Multigenerational holidays now a travel trend
Jakarta — Pauline Suharno, chair of the Indonesian Travel Agents Association (Astindo), says that Indonesians have lately preferred holidays in small groups, such as multigenerational families or multi-generation trips. He notes that the trend is for people to holiday in smaller groups with close friends or with their families. Meanwhile, large coach trips are now more often used for study tours or by companies organising trips for employees and distributors.
‘People now prefer to travel in small groups, not in large numbers as in the days when tours involved bus convoys. And there are many multigeneration travellers, so parents, grandparents, children, grandchildren, because they value time together,’ he said after the ANTX 2026 event in Jakarta, on Monday (18 May 2026).
Pauline says the multigenerational travel trend has been evident since Covid-19. The trips are usually funded by financially established parents supporting the trip. This is very common now, he added, not only in Indonesia but worldwide. The trend thus tends to be more relaxed, as people adjust to the rhythms of each generation.
‘The older generation cannot walk late into the night; the children may wake up later, comfortably. For them, holidays are no longer like before when you woke at 6, 7 for breakfast, left the hotel at 8, and rushed back after dinner. Not like that anymore, but more about experiencing their own experiences,’ he said.
Pauline also notes that travellers now tend to choose destinations with cheap, comfortable access to transport easily reached via public transport. Developments in technology and the ease of comfortable, seamless transport make travellers more autonomous when travelling, so the use of travel agents’ services at several destinations is beginning to decline.

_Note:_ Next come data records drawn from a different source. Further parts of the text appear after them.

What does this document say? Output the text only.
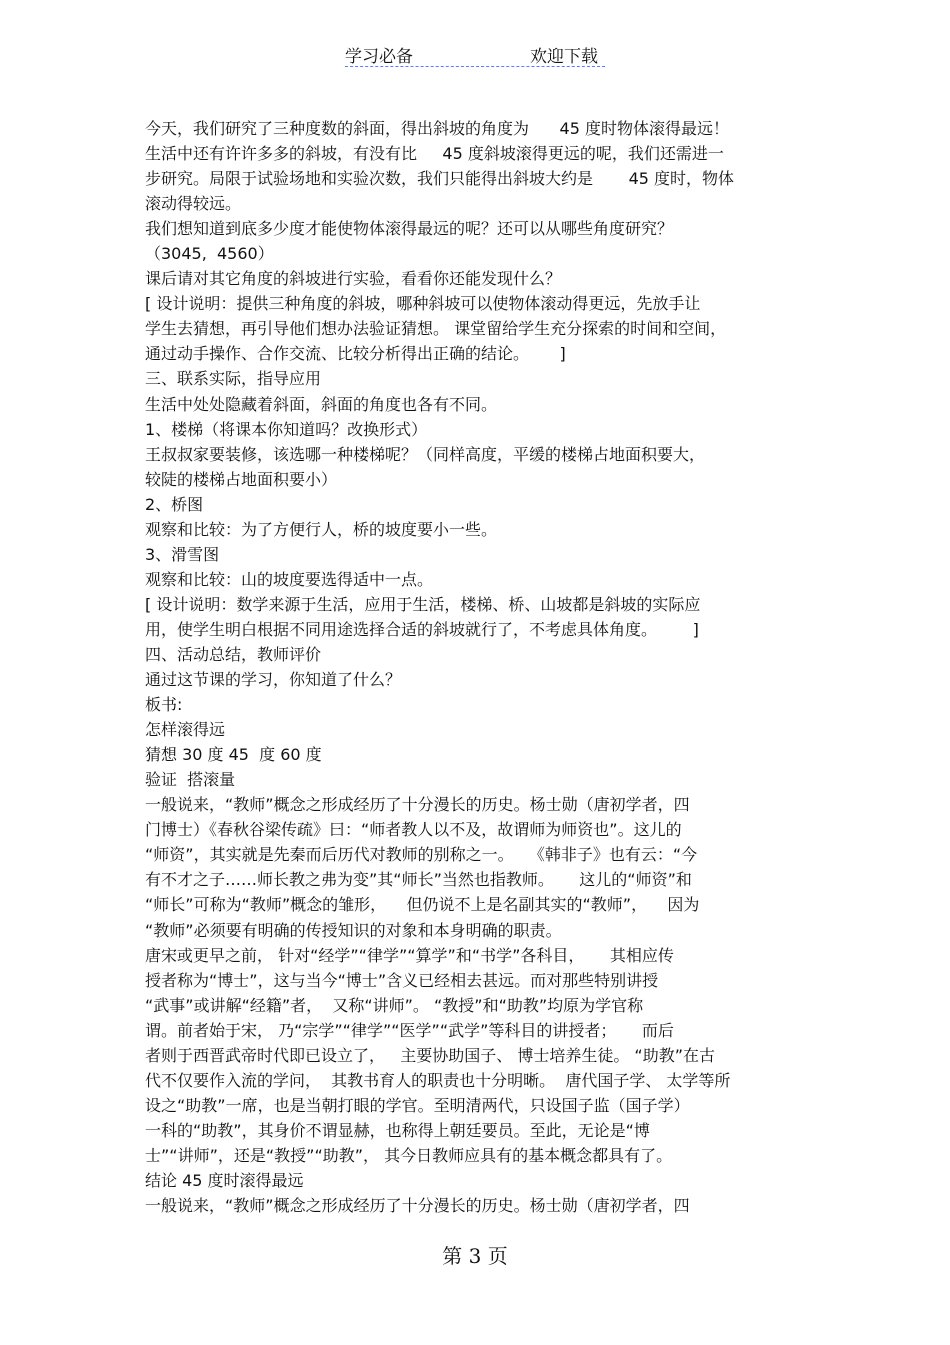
学习必备	欢迎下载
今天，我们研究了三种度数的斜面，得出斜坡的角度为      45 度时物体滚得最远！
生活中还有许许多多的斜坡，有没有比     45 度斜坡滚得更远的呢，我们还需进一
步研究。局限于试验场地和实验次数，我们只能得出斜坡大约是       45 度时，物体
滚动得较远。
我们想知道到底多少度才能使物体滚得最远的呢？还可以从哪些角度研究？
（3045,  4560）
课后请对其它角度的斜坡进行实验，看看你还能发现什么？
[ 设计说明：提供三种角度的斜坡，哪种斜坡可以使物体滚动得更远，先放手让
学生去猜想，再引导他们想办法验证猜想。 课堂留给学生充分探索的时间和空间，
通过动手操作、合作交流、比较分析得出正确的结论。      ]
三、联系实际，指导应用
生活中处处隐藏着斜面，斜面的角度也各有不同。
1、楼梯（将课本你知道吗？改换形式）
王叔叔家要装修，该选哪一种楼梯呢？（同样高度，平缓的楼梯占地面积要大，
较陡的楼梯占地面积要小）
2、桥图
观察和比较：为了方便行人，桥的坡度要小一些。
3、滑雪图
观察和比较：山的坡度要选得适中一点。
[ 设计说明：数学来源于生活，应用于生活，楼梯、桥、山坡都是斜坡的实际应
用，使学生明白根据不同用途选择合适的斜坡就行了，不考虑具体角度。       ]
四、活动总结，教师评价
通过这节课的学习，你知道了什么？
板书:
怎样滚得远
猜想 30 度 45  度 60 度
验证  搭滚量
一般说来，“教师”概念之形成经历了十分漫长的历史。杨士勋（唐初学者，四
门博士）《春秋谷梁传疏》曰：“师者教人以不及，故谓师为师资也”。这儿的
“师资”，其实就是先秦而后历代对教师的别称之一。   《韩非子》也有云：“今
有不才之子……师长教之弗为变”其“师长”当然也指教师。     这儿的“师资”和
“师长”可称为“教师”概念的雏形，    但仍说不上是名副其实的“教师”，    因为
“教师”必须要有明确的传授知识的对象和本身明确的职责。
唐宋或更早之前， 针对“经学”“律学”“算学”和“书学”各科目，     其相应传
授者称为“博士”，这与当今“博士”含义已经相去甚远。而对那些特别讲授
“武事”或讲解“经籍”者，  又称“讲师”。 “教授”和“助教”均原为学官称
谓。前者始于宋， 乃“宗学”“律学”“医学”“武学”等科目的讲授者；     而后
者则于西晋武帝时代即已设立了，   主要协助国子、 博士培养生徒。 “助教”在古
代不仅要作入流的学问，  其教书育人的职责也十分明晰。  唐代国子学、 太学等所
设之“助教”一席，也是当朝打眼的学官。至明清两代，只设国子监（国子学）
一科的“助教”，其身价不谓显赫，也称得上朝廷要员。至此，无论是“博
士”“讲师”，还是“教授”“助教”， 其今日教师应具有的基本概念都具有了。
结论 45 度时滚得最远
一般说来，“教师”概念之形成经历了十分漫长的历史。杨士勋（唐初学者，四
第 3 页
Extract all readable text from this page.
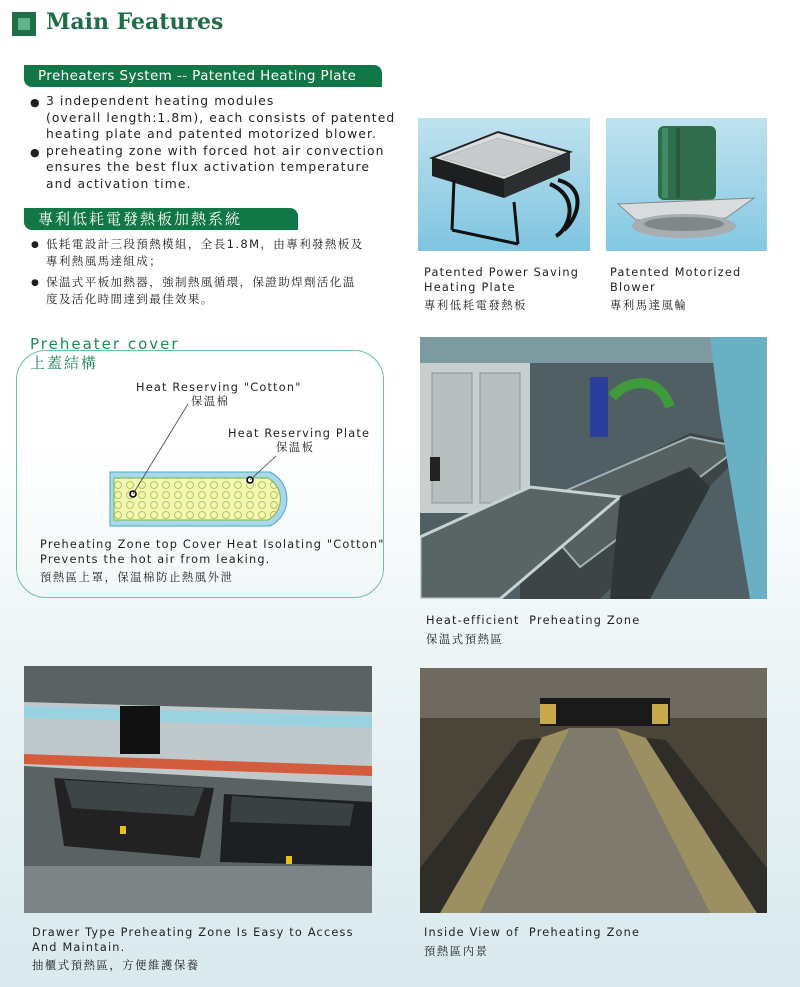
Main Features
Preheaters System -- Patented Heating Plate

● 3 independent heating modules
(overall length:1.8m), each consists of patented
heating plate and patented motorized blower.

● preheating zone with forced hot air convection
ensures the best flux activation temperature
and activation time.

專利低耗電發熱板加熱系統

● 低耗電設計三段預熱模組，全長1.8M，由專利發熱板及
專利熱風馬達組成；

● 保温式平板加熱器，強制熱風循環，保證助焊劑活化温
度及活化時間達到最佳效果。

Patented Power Saving
Heating Plate
專利低耗電發熱板
Patented Motorized
Blower
專利馬達風輪
Preheater cover
上蓋結構
Heat Reserving "Cotton"
保温棉
Heat Reserving Plate
保温板
Preheating Zone top Cover Heat Isolating "Cotton"
Prevents the hot air from leaking.
預熱區上罩，保温棉防止熱風外泄
Heat-efficient  Preheating Zone
保温式預熱區
Drawer Type Preheating Zone Is Easy to Access
And Maintain.
抽櫃式預熱區，方便維護保養
Inside View of  Preheating Zone
預熱區内景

He gave the example of holidays to nearby countries such as Singapore or Malaysia, where Indonesians may already be assisted by public transport, online transport apps, and digital navigation like Google Maps. Nevertheless, Pauline believes travel agents still have opportunities to sell packaged trips to destinations with language and payment-system differences.
‘So we sell travel packages where there are language difficulties; travel agent services are still required to run a packaged trip. For example to China, language issues and not knowing how to pay. That market is a big one for Indonesian travel agents,’ he said.